You can test the script locally before running the MapReduce operation across all of your data

echo '{"email": "email@example.com"}' | zsh -c ./scripts/categorize ./emails.db --prefix personal --email {}

It’s easy for whitespace to get accidentally added to the end of a script output. you can remove whitespace using a simple SQLite query:

UPDATE categorized_personal_emails
SET categorize = TRIM(categorize, ' ' || CHAR(9) || CHAR(10) || CHAR(13));

In this statement:

' ' is a space character.
CHAR(9) represents a tab.
CHAR(10) represents a newline.
CHAR(13) represents a carriage return.

(this is something that should really be added to the

Email Verification

Since there was a lot of emails in this request, I wanted to make sure that the emails were deliverable To make sure that my email deliverability on my personal email was not harmed.

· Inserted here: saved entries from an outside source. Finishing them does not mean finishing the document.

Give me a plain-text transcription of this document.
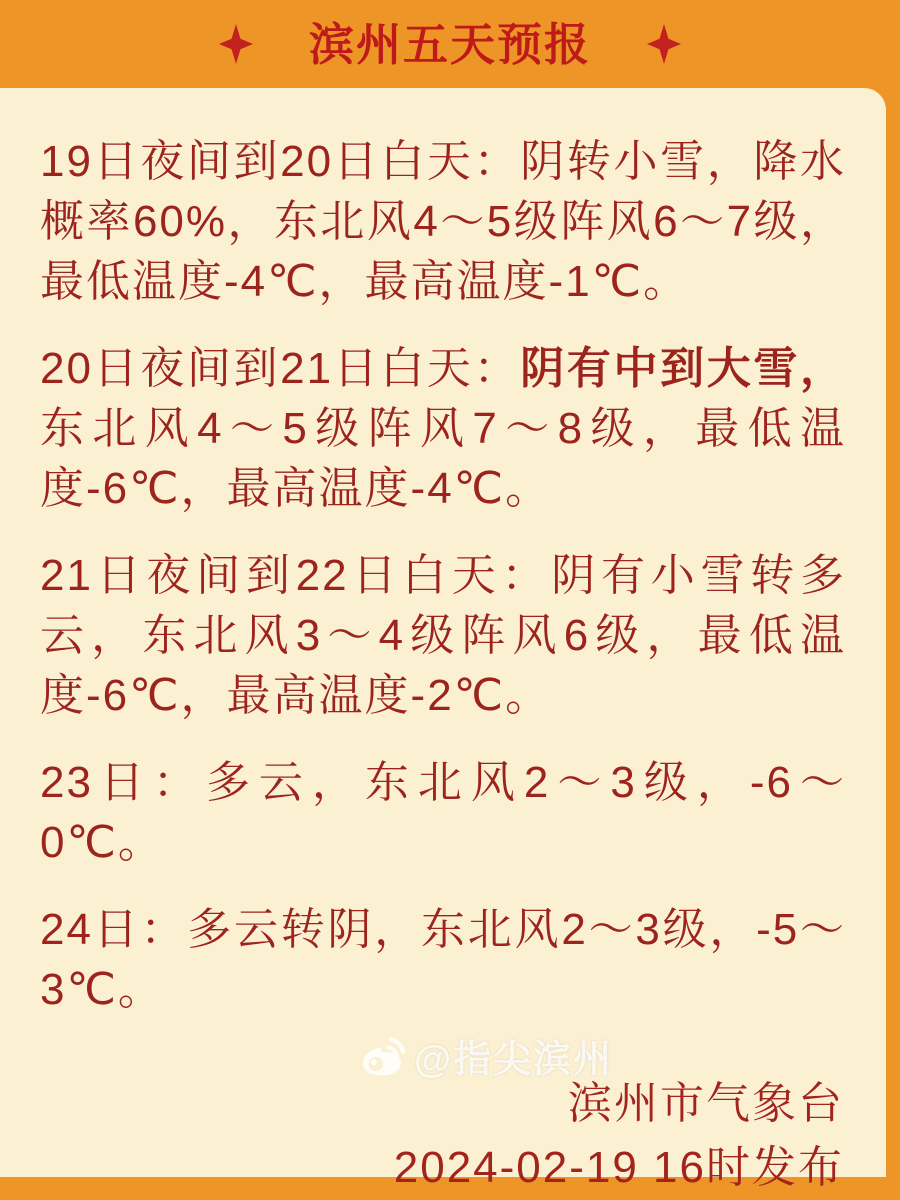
滨州五天预报

19日夜间到20日白天：阴转小雪，降水概率60%，东北风4～5级阵风6～7级，最低温度-4℃，最高温度-1℃。

20日夜间到21日白天：阴有中到大雪，东北风4～5级阵风7～8级，最低温度-6℃，最高温度-4℃。

21日夜间到22日白天：阴有小雪转多云，东北风3～4级阵风6级，最低温度-6℃，最高温度-2℃。

23日：多云，东北风2～3级，-6～0℃。

24日：多云转阴，东北风2～3级，-5～3℃。

滨州市气象台
2024-02-19 16时发布
@指尖滨州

Here’s another enrichment script I ran on a separate column which verified the emails I had in my list:

echo '{"email": "test@email.com"}' | jq -r '.email' | xargs -I{} http GET 'https://api.usebouncer.com/v1.1/email/verify' email=={} "x-api-key:$BOUNCER_API_KEY" | jq -r '.status' | tr -d '\n'

Sending the Email

Because I really enjoy trying out new tools, I gave mailmeteor a try. If you send out a update email once a week or once a month, I could totally see the service making sense, but for my use case, it just didn’t work. The free tier really doesn’t work and only sends out 50 emails a day for a couple days and then just gives up.

The best approach here was to just write the email in Google Docs and then copy and paste it into Gmail and send out groups of BCC messages over a couple days.